Why doesn’t magenta appear in the rainbow or in a spectrum cast by a prism?
(Video Link) This minute-long video explains that magenta (or "pink" as they call it here) is an "extraspectral" color. It's an invented color made to fill the gap between red and blue.
One way to achieve magenta is to overlap the two extreme ends of the spectrum.
Magenta is considered a primary color of printing ink, developed in the 1890s. It's the "M" is CMYK. For the purposes of charting the color universe, we regard it as a pure color, but it’s really a composite of red and blue.
Magenta sits directly opposite green on the "Yurmby" color wheel. You can get magenta light by subtracting lime-green light from white light. Magenta is also an afterimage of green. Look at that green dot for 30 seconds and then look at white screen to the right, and you'll see magenta. This is a reminder that color doesn't really have an objective existence apart from our perception of it.
Color theory is full of these niggly exceptions, and that's why it's so challenging to write about. Color theory just doesn't come out neatly like a geometrical theorem.
In the artist's practice, it lives at the intersection of the vagaries of visual perception, the chemistry of pigments, and the physics of optics. I was aware of all this when I wrote Color and Light, but if you include all the qualifications and footnotes, the book would have been 1000 pages instead of 224. I see the blog as a way to extend the book. And maybe that's something an app edition could do.
Follow-up on gamut masking: Alex Castillo has made a digital Yurmby wheel and generously offered it to everyone to use. It has a finer set of increments, so it’s better for color picking. Thanks, Alex!
And Charley Parker of the blog Lines and Colors did a post about it. If any art school teachers try using this in a classroom, please send me photos of what you do with it, and I'll do a post.

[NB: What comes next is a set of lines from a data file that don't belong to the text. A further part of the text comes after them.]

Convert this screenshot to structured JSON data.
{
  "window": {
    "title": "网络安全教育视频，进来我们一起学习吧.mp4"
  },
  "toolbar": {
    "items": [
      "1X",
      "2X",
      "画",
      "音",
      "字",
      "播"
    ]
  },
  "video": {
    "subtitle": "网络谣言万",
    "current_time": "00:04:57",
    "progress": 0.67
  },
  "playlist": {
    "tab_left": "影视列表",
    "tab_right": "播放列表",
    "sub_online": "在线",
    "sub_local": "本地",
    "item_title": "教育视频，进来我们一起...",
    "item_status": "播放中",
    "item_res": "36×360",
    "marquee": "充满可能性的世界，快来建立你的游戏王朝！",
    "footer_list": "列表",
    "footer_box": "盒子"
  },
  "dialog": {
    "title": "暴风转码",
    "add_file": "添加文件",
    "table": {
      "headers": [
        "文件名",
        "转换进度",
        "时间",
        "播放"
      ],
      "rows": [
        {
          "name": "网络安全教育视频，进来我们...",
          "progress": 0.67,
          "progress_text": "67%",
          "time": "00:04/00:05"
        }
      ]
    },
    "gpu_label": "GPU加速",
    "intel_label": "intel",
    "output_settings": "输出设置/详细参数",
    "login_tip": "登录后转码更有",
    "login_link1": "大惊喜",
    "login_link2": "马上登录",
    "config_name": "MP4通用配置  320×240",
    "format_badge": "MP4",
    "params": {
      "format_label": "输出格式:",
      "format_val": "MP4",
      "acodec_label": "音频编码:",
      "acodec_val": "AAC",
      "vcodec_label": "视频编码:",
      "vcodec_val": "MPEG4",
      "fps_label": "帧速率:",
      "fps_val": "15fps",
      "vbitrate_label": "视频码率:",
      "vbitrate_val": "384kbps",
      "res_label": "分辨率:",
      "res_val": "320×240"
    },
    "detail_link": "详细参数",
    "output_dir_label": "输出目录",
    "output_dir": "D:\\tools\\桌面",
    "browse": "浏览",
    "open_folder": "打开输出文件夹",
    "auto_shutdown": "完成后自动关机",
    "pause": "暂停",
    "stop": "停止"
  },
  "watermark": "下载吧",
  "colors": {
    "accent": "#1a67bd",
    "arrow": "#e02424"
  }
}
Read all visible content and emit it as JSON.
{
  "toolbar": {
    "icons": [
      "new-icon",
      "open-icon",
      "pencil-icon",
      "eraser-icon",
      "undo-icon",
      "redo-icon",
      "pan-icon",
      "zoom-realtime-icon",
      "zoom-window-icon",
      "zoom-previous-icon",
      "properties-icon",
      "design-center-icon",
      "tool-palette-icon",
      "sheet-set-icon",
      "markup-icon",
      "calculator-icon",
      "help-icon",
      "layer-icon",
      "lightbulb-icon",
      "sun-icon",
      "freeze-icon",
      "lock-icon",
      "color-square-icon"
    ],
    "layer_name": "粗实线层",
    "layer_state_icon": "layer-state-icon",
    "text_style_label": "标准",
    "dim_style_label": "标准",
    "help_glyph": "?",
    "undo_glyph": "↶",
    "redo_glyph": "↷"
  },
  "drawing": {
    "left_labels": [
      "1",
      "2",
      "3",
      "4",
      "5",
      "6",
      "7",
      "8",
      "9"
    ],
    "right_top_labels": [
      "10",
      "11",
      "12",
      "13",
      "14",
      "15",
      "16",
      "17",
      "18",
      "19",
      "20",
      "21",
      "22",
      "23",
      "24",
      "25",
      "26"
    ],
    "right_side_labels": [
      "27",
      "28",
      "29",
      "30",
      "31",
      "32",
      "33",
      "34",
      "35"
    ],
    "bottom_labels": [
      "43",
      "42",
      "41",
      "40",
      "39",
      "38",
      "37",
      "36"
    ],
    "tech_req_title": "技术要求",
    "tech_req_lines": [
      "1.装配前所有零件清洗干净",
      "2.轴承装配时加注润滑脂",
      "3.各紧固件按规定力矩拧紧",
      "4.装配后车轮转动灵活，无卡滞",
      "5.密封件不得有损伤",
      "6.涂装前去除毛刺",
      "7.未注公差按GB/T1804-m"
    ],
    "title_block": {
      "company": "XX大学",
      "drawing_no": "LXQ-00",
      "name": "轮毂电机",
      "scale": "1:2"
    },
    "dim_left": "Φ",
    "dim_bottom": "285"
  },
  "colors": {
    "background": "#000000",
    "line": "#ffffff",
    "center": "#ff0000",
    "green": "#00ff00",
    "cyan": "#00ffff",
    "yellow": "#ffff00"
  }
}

Let’s see how the gamut masking (or "mapping") method actually works, using the example of that bright colored Las Vegas scene.
This video walks you through it, step by step.
(Video Link) By comparing the three paintings below, you can see how the two smaller paintings were shifted to the warm and cool.
Note that underneath each of the two shifted paintings is a set of nine swatches. Those are the subjective primaries carried through three values each. Each of the paintings was done with those carefully limited subjective primaries, leaving aside the tube colors. Note also that two of those primaries are the same: the green-cyan, and the red-magenta.
The wild card is the yellow in the top one and the blue in the bottom one.
Now look at those three swatches connected by arrows. The color note that appears as the blue sky in the warm scene is almost exactly the same color as the color that appears yellow in the cool painting. Both are basically a neutral gray. It’s a subjective secondary belonging to each of the two gamuts.
I’ve out lifted those swatches out of the smaller paintings so that you can see how they look out of context. I’ve also lifted a swatch of the “yellow” from the cool painting and put it over the yellow shoe in the original painting.
It’s hard to believe that a neutral gray could appear either blue or yellow.
These are weird mixtures, and you wouldn’t think of using them unless you forced yourself with the gamut masking system.
This is reminiscent of the colored cube illusion we’ve seen before, where the red and cyan squares look different, but they’re both really the same gray.